In general, here are some tips for slowing down atheroma buildup in your arteries:
- Don’t smoke or use tobacco products. Tobacco use is a huge risk factor for cardiovascular diseases. Talk with your provider about resources to help you quit.
- Eat a heart-healthy diet. Avoid foods high in saturated fat. These include fatty meats and full-fat dairy products. Eliminate any foods containing trans fat (like fast food and packaged convenience foods). Limit your intake of sugar, sodium and refined carbohydrates (like white bread).
- Exercise. Aim for 150 minutes of moderate-intensity exercise per week. This could mean you take a 30-minute walk five days per week. Or, find other activities you enjoy, like cycling or swimming. It’s important to check with your provider before starting a new exercise plan.
- Take your medications as prescribed. Medications can help you manage risk factors for atherosclerosis. Your provider may prescribe blood pressure medication, cholesterol medication or other drugs. If you experience side effects, talk with your provider right away. Never stop taking a medication without talking to your provider first.
- Visit your healthcare provider for yearly checkups. Your provider will assess your risk for atherosclerosis and other cardiovascular diseases. Be sure to keep your follow-up appointments, and share any questions or concerns you have.

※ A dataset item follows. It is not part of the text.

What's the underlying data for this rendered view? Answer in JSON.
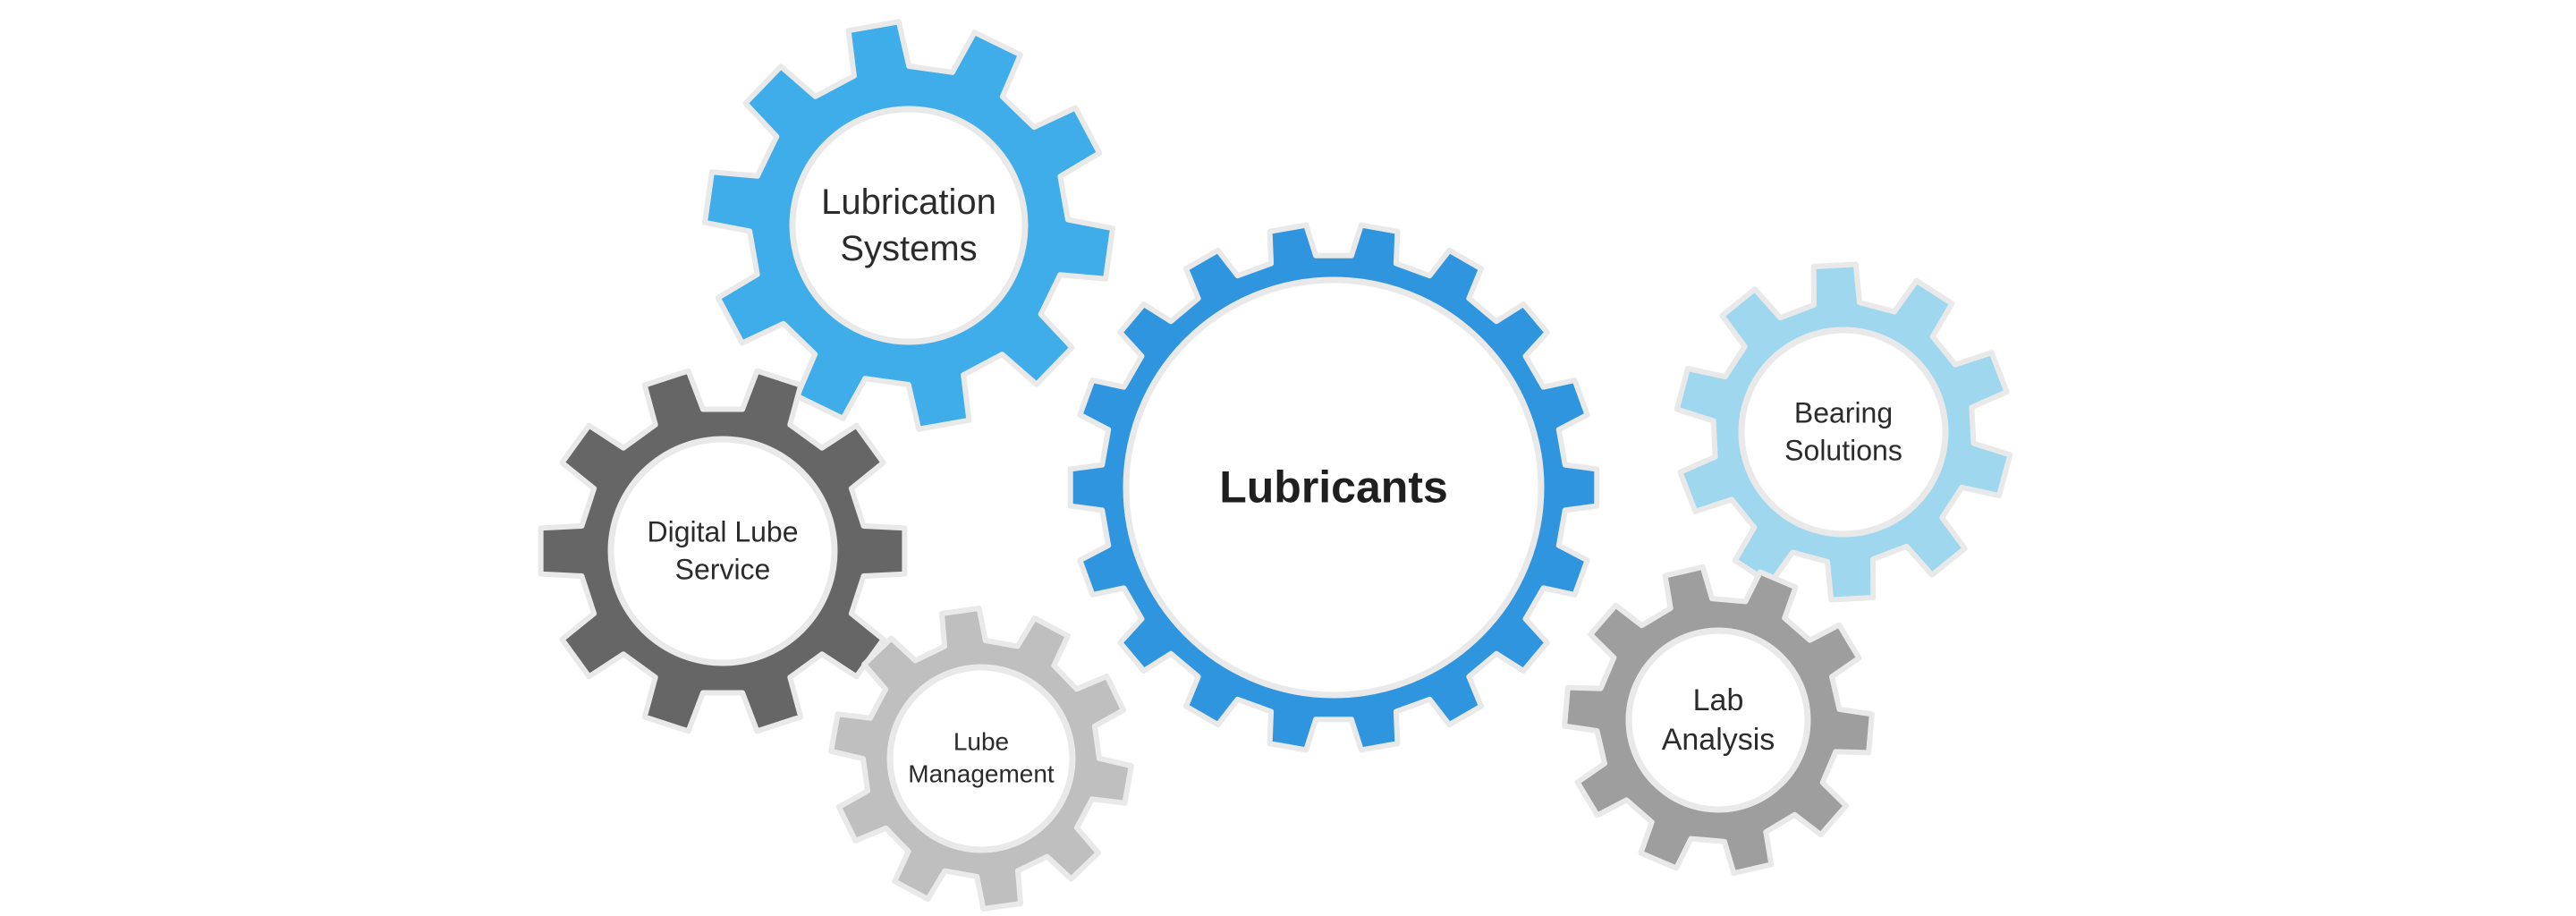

A note from Cleveland Clinic
Whether you call it atheroma or plaque, that fatty substance in your arteries isn’t beneficial to your health. But in the battle against atherosclerosis, you’re not alone. Talk with your healthcare provider about ways to slow the progression of plaque buildup in your arteries. Lifestyle changes like quitting smoking and eating healthy foods can help protect your arteries for years to come.